Thanks, can you make a P.R.? it will be much easier to evaluate in that form.

MitchBradley commented 3 years ago

I think it will help to test and review if we break these down in to separate PRs. Let's start with the race condition first, because I have recently done a deep dive into protocol_exec_rt_system, so it is reasonably fresh in my mind.

You may have noticed that the variable cycle_stop is separate from the bitfields in sys_rt_exec_state. That was not always the case. We had a race problem with .bit.CycleStop . We fixed it by making cycle_stop into a separate boolean, which can be set atomically with a single byte store, not requiring a read/or/write sequence. A similar change is likely to work for .bit.CycleStart => cycle_start . The one disadvantage of such a change is that you can no longer test all the bits in one go with rt_exec_state.value != 0; instead you would have to say if (rt_exec_state.value != 0 || cycle_stop || cycle_stop) { . That is probably not a problem, considering the advantages you get by being able to set and clear the flag with a single store compared to the explicitly-locked read/modify/write sequences.

treib commented 3 years ago

Hi Mitch, thanks - I didn't know the history of cycle_stop. That's helpful to know.

I was just just about to submit a PR for the getter method I used, but I'm thinking that breaking out into separate bools might be the better approach. It involves touching a lot more code, but what concerns me is whether there might ever be a need for a separate task (not Serial.cpp or the main program) to monitor or change those flags. It doesn't seem any existing code falls into that scenario (CoreXY.cpp uses the flags in its own loop for homing, but is called on the main program). Still, it seems like it could maybe happen down the road.

I'll put together a separate PR for breaking out into separate bools and we can look at whether that's the best approach.

MitchBradley commented 3 years ago

Ideally the flags are only tested/cleared in one place, namely protocol_exec_rt_system.
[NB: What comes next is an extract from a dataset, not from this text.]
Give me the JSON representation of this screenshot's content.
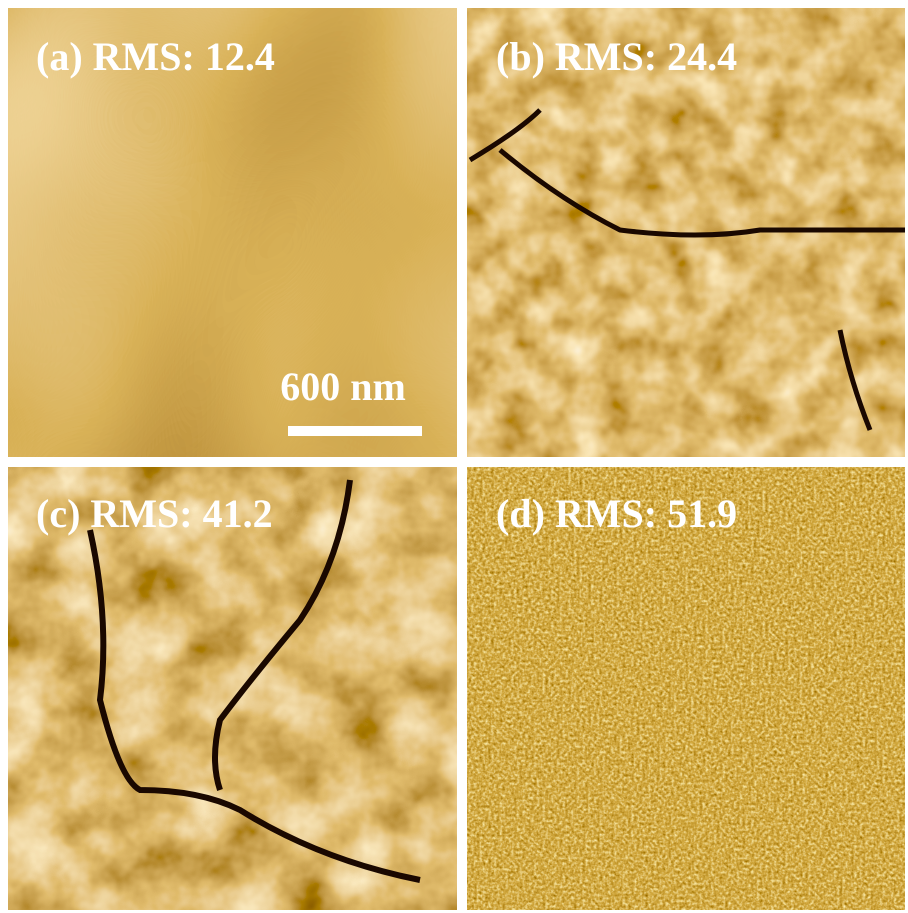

Some of them are set from several places - 6 places for cycle_start . I don't think that setting a flag that is already set is a problem.

The "only one test/clear place" rule is violated by the homing code in Limits.cpp and the copy of that code in CoreXY.cpp. That is troublesome - and indeed it stalled my attempt to convert protocol_exec_rt_system into a proper event-queue-driven state machine. But it doesn't involve cycle_start.

treib commented 3 years ago

Thanks! - I have broken these into two pull requests: #716 and #718

terjeio commented 3 years ago

My fix was to flush the serial buffer and the line input buffer on receipt of a jog cancel command. Code can be found in this patch.